This App implements both the TRAINING and TEST PHASES of Classifyber, a supervised streamline-based method that performs automatic bundle segmentation by learning from example bundles already segmented. Classifyber is based on binary linear classification, which simultaneously combines information from bundle geometries, connectivity patterns, and atlases. In addition, it is robust to a multitude of diverse settings, i.e. it can deal with different bundle sizes, tracking algorithms, and dMRI data qualities.
If you want to run only the TEST PHASE, please refer to the App https://doi.org/10.25663/brainlife.app.265.
- Giulia Bertò ([email protected])
- Emanuele Olivetti ([email protected])
We kindly ask that you acknowledge the funding below in your publications and code reusing this code.
We kindly ask that you cite the following article when publishing papers and code using this code:
"Classifyber, a robust streamline-based linear classifier for white matter bundle segmentation", Bertò, G., Bullock, D., Astolfi, P., Hayashi, S., Zigiotto, L., Annicchiarico, L., Corsini, F., De Benedictis, A., Sarubbo, S., Pestilli, F., Avesani, P., Olivetti, E. NeuroImage (2020).
On Brainlife.io
You can submit this App online at https://doi.org/10.25663/brainlife.app.228 via the “Execute” tab.
Inputs:
To perform the bundle segmentation, you need two key elements: (i) the tractogram of the (target) subject you want to extract the bundle from and (ii) the wmc segmentations of multiple (example) subjects you want to learn from. Moreover, you have to provide the anatomical T1s and the tractograms of the (example) subjects (which are used to compute bundle superset and internal conversions). WARNING: all the tractograms need to be already co-registered in the same anatomical space (you can use the App https://doi.org/10.25663/brainlife.app.202 to warp your .tck file to the MNI152 T1 space).
Output:
You will get the wmc segmentation of the bundle(s) of interest in the target subject. You can convert it in multiple .tck files with the App https://doi.org/10.25663/brainlife.app.251.

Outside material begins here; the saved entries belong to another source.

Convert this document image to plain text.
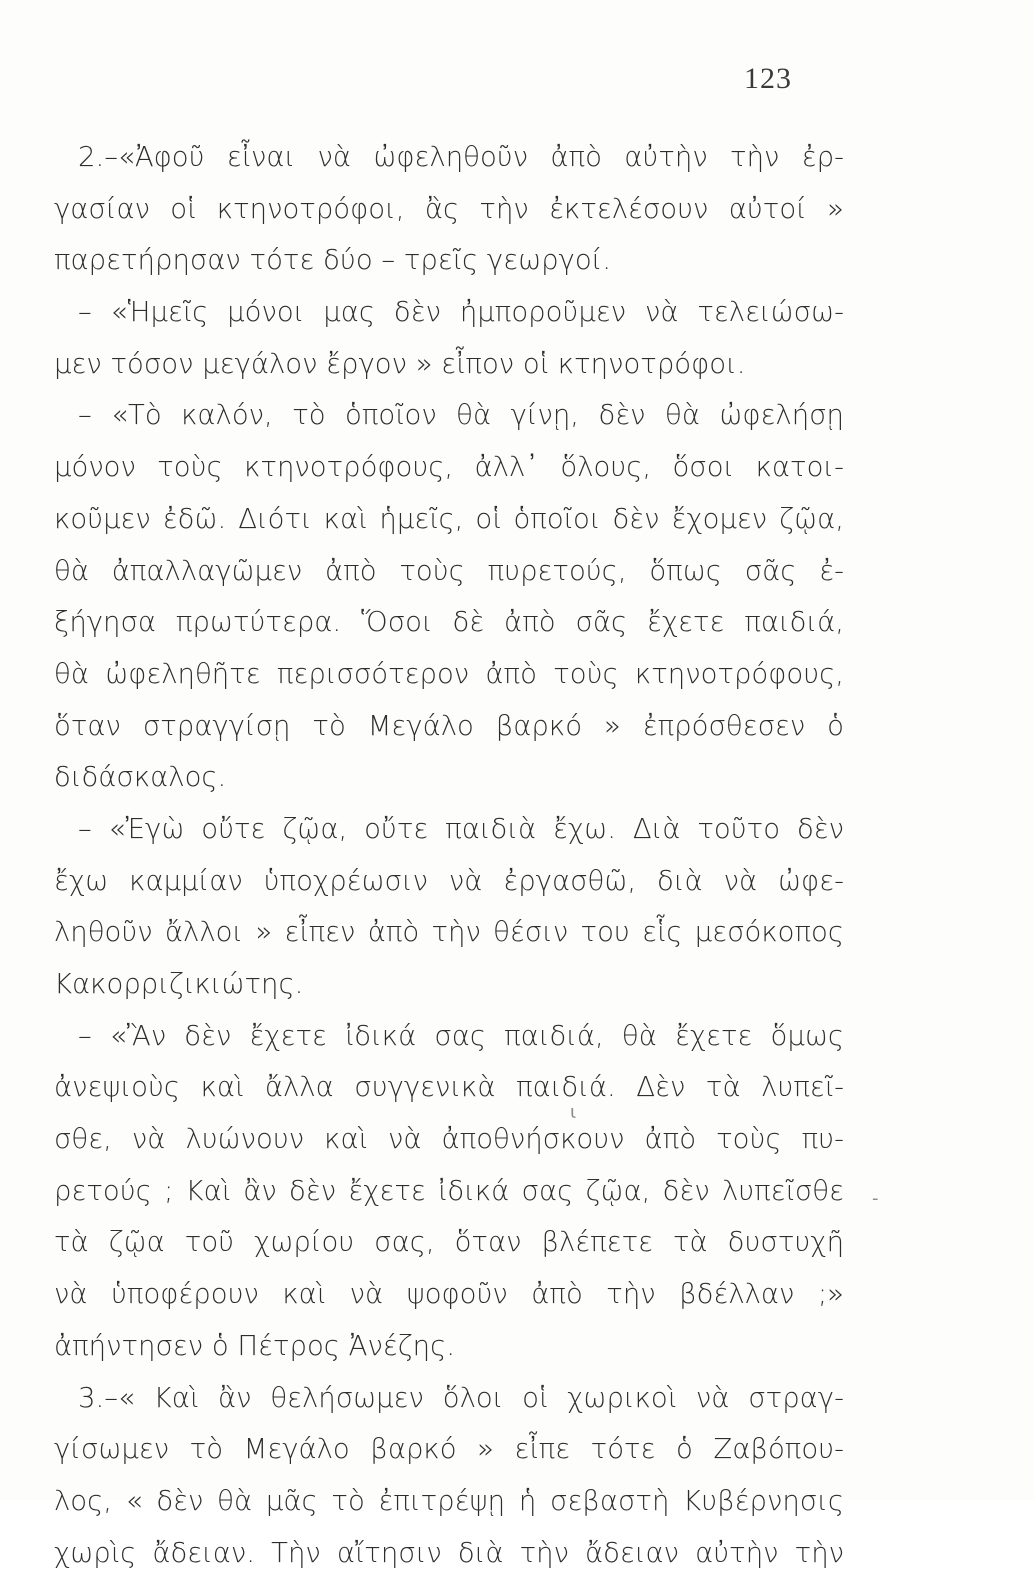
123
2.–«Ἀφοῦ εἶναι νὰ ὠφεληθοῦν ἀπὸ αὐτὴν τὴν ἐρ-
γασίαν οἱ κτηνοτρόφοι, ἂς τὴν ἐκτελέσουν αὐτοί »
παρετήρησαν τότε δύο – τρεῖς γεωργοί.
– «Ἡμεῖς μόνοι μας δὲν ἠμποροῦμεν νὰ τελειώσω-
μεν τόσον μεγάλον ἔργον » εἶπον οἱ κτηνοτρόφοι.
– «Τὸ καλόν, τὸ ὁποῖον θὰ γίνῃ, δὲν θὰ ὠφελήσῃ
μόνον τοὺς κτηνοτρόφους, ἀλλ᾽ ὅλους, ὅσοι κατοι-
κοῦμεν ἐδῶ. Διότι καὶ ἡμεῖς, οἱ ὁποῖοι δὲν ἔχομεν ζῷα,
θὰ ἀπαλλαγῶμεν ἀπὸ τοὺς πυρετούς, ὅπως σᾶς ἐ-
ξήγησα πρωτύτερα. Ὅσοι δὲ ἀπὸ σᾶς ἔχετε παιδιά,
θὰ ὠφεληθῆτε περισσότερον ἀπὸ τοὺς κτηνοτρόφους,
ὅταν στραγγίσῃ τὸ Μεγάλο βαρκό » ἐπρόσθεσεν ὁ
διδάσκαλος.
– «Ἐγὼ οὔτε ζῷα, οὔτε παιδιὰ ἔχω. Διὰ τοῦτο δὲν
ἔχω καμμίαν ὑποχρέωσιν νὰ ἐργασθῶ, διὰ νὰ ὠφε-
ληθοῦν ἄλλοι » εἶπεν ἀπὸ τὴν θέσιν του εἷς μεσόκοπος
Κακορριζικιώτης.
– «Ἂν δὲν ἔχετε ἰδικά σας παιδιά, θὰ ἔχετε ὅμως
ἀνεψιοὺς καὶ ἄλλα συγγενικὰ παιδιά. Δὲν τὰ λυπεῖ-
σθε, νὰ λυώνουν καὶ νὰ ἀποθνήσκουν ἀπὸ τοὺς πυ-
ρετούς ; Καὶ ἂν δὲν ἔχετε ἰδικά σας ζῷα, δὲν λυπεῖσθε
τὰ ζῷα τοῦ χωρίου σας, ὅταν βλέπετε τὰ δυστυχῆ
νὰ ὑποφέρουν καὶ νὰ ψοφοῦν ἀπὸ τὴν βδέλλαν ;»
ἀπήντησεν ὁ Πέτρος Ἀνέζης.
3.–« Καὶ ἂν θελήσωμεν ὅλοι οἱ χωρικοὶ νὰ στραγ-
γίσωμεν τὸ Μεγάλο βαρκό » εἶπε τότε ὁ Ζαβόπου-
λος, « δὲν θὰ μᾶς τὸ ἐπιτρέψῃ ἡ σεβαστὴ Κυβέρνησις
χωρὶς ἄδειαν. Τὴν αἴτησιν διὰ τὴν ἄδειαν αὐτὴν τὴν
ι
-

The wmc segmentation files you have to provide as examples should be obtained using the AFQ segmentation algorithm (https://doi.org/10.25663/brainlife.app.207) or the WMA segmentation algorithm (https://doi.org/10.25663/brainlife.app.188).
In the first case, you can choose the bundle(s) to be segmented by providing the id(s) related to the AFQ segmentation as follows:
1 - Left Thalamic Radiation
2 - Right Thalamic Radiation
3 - Left Corticospinal
4 - Right Corticospinal
5 - Left Cingulum Cingulate
6 - Right Cingulum Cingulate
7 - Left Cingulum Hippocampus
8 - Right Cingulum Hippocampus
9 - Callosum Forceps Major
10 - Callosum Forceps Minor
11 - Left IFOF
12 - Right IFOF
13 - Left ILF
14 - Right ILF
15 - Left SLF
16 - Right SLF
17 - Left Uncinate
18 - Right Uncinate
19 - Left Arcuate
20 - Right Arcuate
In the second case, you can choose the bundle(s) to be segmented by providing the id(s) related to the WMA segmentation as follows:
38 - Left pArc
39 - Right pArc
40 - Left TP-SPL
41 - Right TP-SPL
42 - Left MdLF-SPL
43 - Right MdLF-SPL
44 - Left MdLF-Ang
45 - Right MdLF-Ang
- git clone this repo.
- Inside the cloned directory, create
config.jsonwith something like the following content with paths to your input files:
{
"tractogram_static": "./track.tck",
"t1_static": "./t1.nii.gz",
"segmentations": [
"./sub-1/classification.mat",
"./sub-2/classification.mat"
],
"tracts": [
"./sub-1/tracts",
"./sub-2/tracts"
],
"tractograms_moving": [
"./sub-1/track.tck",
"./sub-2/track.tck"
],
"t1s_moving": [
"./sub-1/t1.nii.gz",
"./sub-2/t1.nii.gz"
],
"tractID_list": "11, 12, 19, 20"
}
- Launch the App by executing
main.
./main
This App only requires singularity to run.